Department of Electronics and Computer Engineering, Ngee Ann Polytechnic, Singapore.
Department of Pathology and Cell Biology, Columbia University Irving Medical Center, USA.
Comput Methods Programs Biomed. 2021 May;203:106010. doi: 10.1016/j.cmpb.2021.106010. Epub 2021 Feb 27.
Celiac disease is an autoimmune disease occurring in about 1 in 100 people worldwide. Early diagnosis and efficient treatment are crucial in mitigating the complications that are associated with untreated celiac disease, such as intestinal lymphoma and malignancy, and the subsequent high morbidity. The current diagnostic methods using small intestinal biopsy histopathology, endoscopy, and video capsule endoscopy (VCE) involve manual interpretation of photomicrographs or images, which can be time-consuming and difficult, with inter-observer variability. In this paper, a machine learning technique was developed for the automation of biopsy image analysis to detect and classify villous atrophy based on modified Marsh scores. This is one of the first studies to employ conventional machine learning to automate the use of biopsy images for celiac disease detection and classification.
The Steerable Pyramid Transform (SPT) method was used to obtain sub bands from which various types of entropy and nonlinear features were computed. All extracted features were automatically classified into two-class and multi-class, using six classifiers.
An accuracy of 88.89%, was achieved for the classification of two-class villous abnormalities based on analysis of Hematoxylin and Eosin (H&E) stained biopsy images.

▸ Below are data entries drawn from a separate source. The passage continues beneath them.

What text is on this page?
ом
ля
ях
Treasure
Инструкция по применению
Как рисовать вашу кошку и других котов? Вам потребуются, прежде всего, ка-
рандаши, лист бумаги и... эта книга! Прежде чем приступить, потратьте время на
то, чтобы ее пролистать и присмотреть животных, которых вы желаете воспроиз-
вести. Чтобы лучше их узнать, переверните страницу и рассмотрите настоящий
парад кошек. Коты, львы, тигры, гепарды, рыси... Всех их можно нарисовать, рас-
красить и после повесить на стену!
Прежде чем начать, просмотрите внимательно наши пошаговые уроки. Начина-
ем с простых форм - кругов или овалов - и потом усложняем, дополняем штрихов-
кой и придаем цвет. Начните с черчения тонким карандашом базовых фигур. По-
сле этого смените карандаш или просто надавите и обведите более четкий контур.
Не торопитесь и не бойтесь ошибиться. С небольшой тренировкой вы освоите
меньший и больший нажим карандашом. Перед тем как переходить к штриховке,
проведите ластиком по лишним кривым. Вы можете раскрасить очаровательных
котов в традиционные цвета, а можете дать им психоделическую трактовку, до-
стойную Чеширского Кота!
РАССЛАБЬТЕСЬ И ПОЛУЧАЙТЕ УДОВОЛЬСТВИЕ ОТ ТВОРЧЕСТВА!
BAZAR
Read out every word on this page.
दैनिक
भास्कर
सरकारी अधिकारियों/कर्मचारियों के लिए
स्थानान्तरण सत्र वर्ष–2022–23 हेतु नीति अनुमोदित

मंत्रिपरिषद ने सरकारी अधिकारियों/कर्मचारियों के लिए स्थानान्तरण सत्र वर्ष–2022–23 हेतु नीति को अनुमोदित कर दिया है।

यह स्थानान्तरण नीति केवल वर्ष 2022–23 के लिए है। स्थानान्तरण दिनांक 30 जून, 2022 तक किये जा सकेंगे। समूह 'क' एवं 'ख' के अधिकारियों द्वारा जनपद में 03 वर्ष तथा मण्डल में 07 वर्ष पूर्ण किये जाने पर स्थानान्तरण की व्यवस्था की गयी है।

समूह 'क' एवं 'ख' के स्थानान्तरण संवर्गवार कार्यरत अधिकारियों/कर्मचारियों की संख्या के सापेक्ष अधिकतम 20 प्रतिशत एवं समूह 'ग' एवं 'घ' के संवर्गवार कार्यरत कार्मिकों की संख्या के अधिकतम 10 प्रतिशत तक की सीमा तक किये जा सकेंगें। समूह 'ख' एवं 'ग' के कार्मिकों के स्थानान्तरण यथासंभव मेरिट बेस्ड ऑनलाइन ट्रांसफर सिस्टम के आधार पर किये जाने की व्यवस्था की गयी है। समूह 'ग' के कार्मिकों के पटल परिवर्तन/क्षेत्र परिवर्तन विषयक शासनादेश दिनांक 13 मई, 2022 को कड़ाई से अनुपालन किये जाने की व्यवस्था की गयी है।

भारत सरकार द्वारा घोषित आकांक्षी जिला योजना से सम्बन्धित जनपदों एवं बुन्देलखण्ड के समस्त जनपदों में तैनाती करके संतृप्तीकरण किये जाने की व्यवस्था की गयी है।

Similarly, an accuracy of 82.92% was achieved for the two-class classification of red-green-blue (RGB) biopsy images. Also, an accuracy of 72% was achieved in the classification of multi-class biopsy images.
The results obtained are promising, and demonstrate the possibility of automating biopsy image interpretation using machine learning. This can assist pathologists in accelerating the diagnostic process without bias, resulting in greater accuracy, and ultimately, earlier access to treatment.
乳糜泻是一种自身免疫性疾病,全球约每 100 人中就有 1 人患病。早期诊断和有效治疗对于减轻未治疗乳糜泻相关并发症至关重要,这些并发症包括肠道淋巴瘤和恶性肿瘤,以及随之而来的高发病率。目前使用小肠活检组织病理学、内窥镜检查和视频胶囊内镜(VCE)的诊断方法涉及对显微照片或图像的人工解释,这可能既耗时又困难,且存在观察者间的变异性。在本文中,开发了一种机器学习技术,用于活检图像分析的自动化,以基于改良 Marsh 评分检测和分类绒毛萎缩。这是首次使用传统机器学习技术自动化使用活检图像来检测和分类乳糜泻的研究之一。
Steerable Pyramid Transform (SPT) 方法用于从子带中获取各种类型的熵和非线性特征。使用六种分类器自动将所有提取的特征分类为两类和多类。
基于苏木精和伊红(H&E)染色活检图像分析,对绒毛异常的两类分类,分类准确率达到 88.89%。同样,对红-绿-蓝(RGB)活检图像的两类分类,准确率达到 82.92%。此外,在多类活检图像的分类中,准确率达到 72%。
所得结果很有前途,证明了使用机器学习自动解释活检图像的可能性。这可以帮助病理学家在没有偏见的情况下加速诊断过程,从而提高准确性,并最终更早地获得治疗。